Coach Bob Warming said the Mountaineers will be a tough team to beat due to their quality schedule, although they have been shut out two games in a row, including dropping a 1-0 loss to defending national champion North Carolina.
"They just played the national champions and held them to one shot, and it wasn’t even on goal," Warming said. "They also played Wake Forest, who was national champions in 2007 and have been top 20 every season since."
The Lions will need their defense to be strong if they’re to succeed against the Mountaineers. It’s been a defense that has been in transition all season, allowing four goals in four games. They gave up two goals to both Hartford and Georgetown while shutting out Duquesne and Stetson.
"We lost three very good players across the back from last season," coach Warming said. "Andrew [Wolverton] is not in goal right now so we have a new goal keeper as well."

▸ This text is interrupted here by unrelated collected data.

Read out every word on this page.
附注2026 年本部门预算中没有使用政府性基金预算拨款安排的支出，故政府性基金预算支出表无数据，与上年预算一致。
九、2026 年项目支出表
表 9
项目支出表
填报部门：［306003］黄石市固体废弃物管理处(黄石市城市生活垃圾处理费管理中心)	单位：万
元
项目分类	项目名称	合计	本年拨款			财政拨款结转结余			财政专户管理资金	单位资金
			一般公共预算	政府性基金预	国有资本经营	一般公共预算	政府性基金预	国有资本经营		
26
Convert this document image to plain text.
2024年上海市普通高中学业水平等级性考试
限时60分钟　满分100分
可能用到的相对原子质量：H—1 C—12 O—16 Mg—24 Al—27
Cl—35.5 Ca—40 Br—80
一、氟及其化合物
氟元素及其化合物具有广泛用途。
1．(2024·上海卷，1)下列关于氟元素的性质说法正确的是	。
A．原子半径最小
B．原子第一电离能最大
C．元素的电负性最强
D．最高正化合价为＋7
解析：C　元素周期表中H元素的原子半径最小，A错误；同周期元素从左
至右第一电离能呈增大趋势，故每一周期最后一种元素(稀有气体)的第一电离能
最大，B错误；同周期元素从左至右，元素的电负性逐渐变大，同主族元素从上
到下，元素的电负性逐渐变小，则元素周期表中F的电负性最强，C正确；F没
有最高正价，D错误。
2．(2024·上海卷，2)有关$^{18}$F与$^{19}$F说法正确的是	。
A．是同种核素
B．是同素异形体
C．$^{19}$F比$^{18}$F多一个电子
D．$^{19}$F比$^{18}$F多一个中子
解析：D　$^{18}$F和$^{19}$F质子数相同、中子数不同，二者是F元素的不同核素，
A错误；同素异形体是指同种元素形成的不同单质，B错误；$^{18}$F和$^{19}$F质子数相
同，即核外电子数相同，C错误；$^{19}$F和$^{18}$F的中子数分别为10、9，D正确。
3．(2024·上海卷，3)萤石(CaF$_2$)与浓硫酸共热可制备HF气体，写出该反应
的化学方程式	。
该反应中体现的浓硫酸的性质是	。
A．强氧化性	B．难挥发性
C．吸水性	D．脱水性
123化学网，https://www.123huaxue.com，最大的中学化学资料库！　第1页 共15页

Senior Brian Forgue has been one of the leaders on defense, keeping the back-line organized and communicating with the new players as well as goalie Emmanuel Martin.
The team will need to be alert at the back, as the Mountaineers like to pressure the ball handler, leading to mistakes. This is where communication among the team will need to come in.
"You can’t be an individual in the back four. You need to work as a unit," Forgue said. "Sticking together is what will make this season successful."
The team’s strength on set pieces will be the focus in shutting down the Mountaineers’ attack. Forgue said it’s been the focus in practice so far this season. The set pieces have the possibility to lead to transitions on offense against a team that is tough to score against.
Penn State feels it can wear down the Mountaineers for the second half and prevent them from getting scoring chances. The Lions believe they’re a team that has used the second half to take over games.
"A lot of our guys set fitness records in the offseason," midfielder Julian Cardona said. "The middle of the second half, they’re dead, and we’re still running at a good clip."